In the current market, product prototypes are a necessity in generating investor interest. Investors are visually and tactically stimulated – a tangible product (a click-through app, physical devices) helps investors to bridge the gap between hypotheticals and realities, while mentally engaging them with your company.

Think Shark Tank.

How often do our hopeful entrepreneurs pass out product samples, demonstrate proofs-of-concept, or are, in general, interactive. Well-designed, road-mapped, products show belief in your solution and a long-term goal. It is therefore valuable to create a detailed product timeline to show where your product came from, where it currently is, and where it is hoping to go (as well as where the investor’s cash will be used).

Here are some key “Product” questions you should be ready to answer:

  • Why should your users care about your product?
  • What really differentiates you from your competitors? (what is your competitive moat?)
  • What are your product milestones and where are you taking your product?
  • Have you any Patents, Trade Secrets, or any Intellectual Property?
  • What is cost per product and can this be economized?

Most often, Intellectual Property is a hot topic for investors and can make or break the investment pitch. In an Investor’s eyes, intellectual property (IP) is a secret weapon that distinguishes a company from its competitors while potentially providing a product monopoly for a period of time. This is extremely attractive to investors as competitive advantages and monopolies in the right markets is directly proportional to cash returns.



Market size drives investors to learn more about you, your company, and what you have on offer. Investors are also hungry, so having a large market potential (a large pie) in an emerging markets means that investors will ultimately have a large slice of pie if your company becomes successful. The larger the market, the larger their returns. Investors are interested in new, emerging markets as typically the landscape is not yet fragmented or saturated, and there are opportunities to grow quickly and dominate. However, having a large potential market is not the sole factor investors consider – investors often question Product-Market fit and Traction to gauge how necessary the product is; in the end it is the customer who will buy the product and create the market you estimated in your pitch. This involves identifying your customer, understanding their needs, and tailoring your product around what is actually desired. Through this, you can show product traction and fashion a product that will be wanted, rather than trying to sell a product that nobody needs.
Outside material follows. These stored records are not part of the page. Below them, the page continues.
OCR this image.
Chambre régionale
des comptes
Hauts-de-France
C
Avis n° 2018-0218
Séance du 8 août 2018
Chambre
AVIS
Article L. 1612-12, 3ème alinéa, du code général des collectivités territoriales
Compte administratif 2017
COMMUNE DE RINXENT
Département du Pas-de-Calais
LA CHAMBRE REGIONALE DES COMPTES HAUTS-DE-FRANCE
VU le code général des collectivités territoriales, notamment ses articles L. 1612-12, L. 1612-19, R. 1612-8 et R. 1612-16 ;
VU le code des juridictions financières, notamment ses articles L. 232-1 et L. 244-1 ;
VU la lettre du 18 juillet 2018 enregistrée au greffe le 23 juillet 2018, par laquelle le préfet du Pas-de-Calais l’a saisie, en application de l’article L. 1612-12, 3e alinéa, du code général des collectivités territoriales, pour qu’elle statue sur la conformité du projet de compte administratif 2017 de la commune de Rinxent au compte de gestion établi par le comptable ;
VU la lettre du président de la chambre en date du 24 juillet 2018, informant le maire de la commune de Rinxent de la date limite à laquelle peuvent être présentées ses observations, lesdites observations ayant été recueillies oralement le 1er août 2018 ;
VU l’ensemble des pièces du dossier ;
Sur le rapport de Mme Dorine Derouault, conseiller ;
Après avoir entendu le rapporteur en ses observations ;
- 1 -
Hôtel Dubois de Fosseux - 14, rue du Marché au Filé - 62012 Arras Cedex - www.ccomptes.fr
Here are some key “Market” questions you should be ready to answer:

  • Who is your customer? What is the COCA (cost of customer acquisition)
  • What is your overall Market size in $?
  • What has the market’s response be to your products so far: What traction have you received?
  • What percent of the market do you expect to reach in 1 year / 3 years / 5 years?
  • What assumptions did you use to create your financial models?


Overall, market-based questions are a key interest for Investors as they are trying to calculate their return on investment. Knowing the $ value of the overall market, what percentage of the market you expect to reach in the future, and current traction will help the investor work backwards from a potential exit price so they know what percentage ownership they need to justify an investment into the company.


Inevitably, investors will take much more into consideration. Investors may be curious, busy, hungry carpenters, but they are also human and have their own personal preferences and risk-assessments. Some investors may not be ready to invest in a fledgling company, while others may solely work with Pre-Revenue firms. Being prepared to address the heavily weighted criteria well will give you and your team some ‘wiggle room’ when it comes to addressing other aspects of the business’s capabilities. When it comes down to it, investors are investing not only in what you have on offer, but what you have to offer. Once you sign the contracts, you’ll be working together to build and sell some really sturdy stools.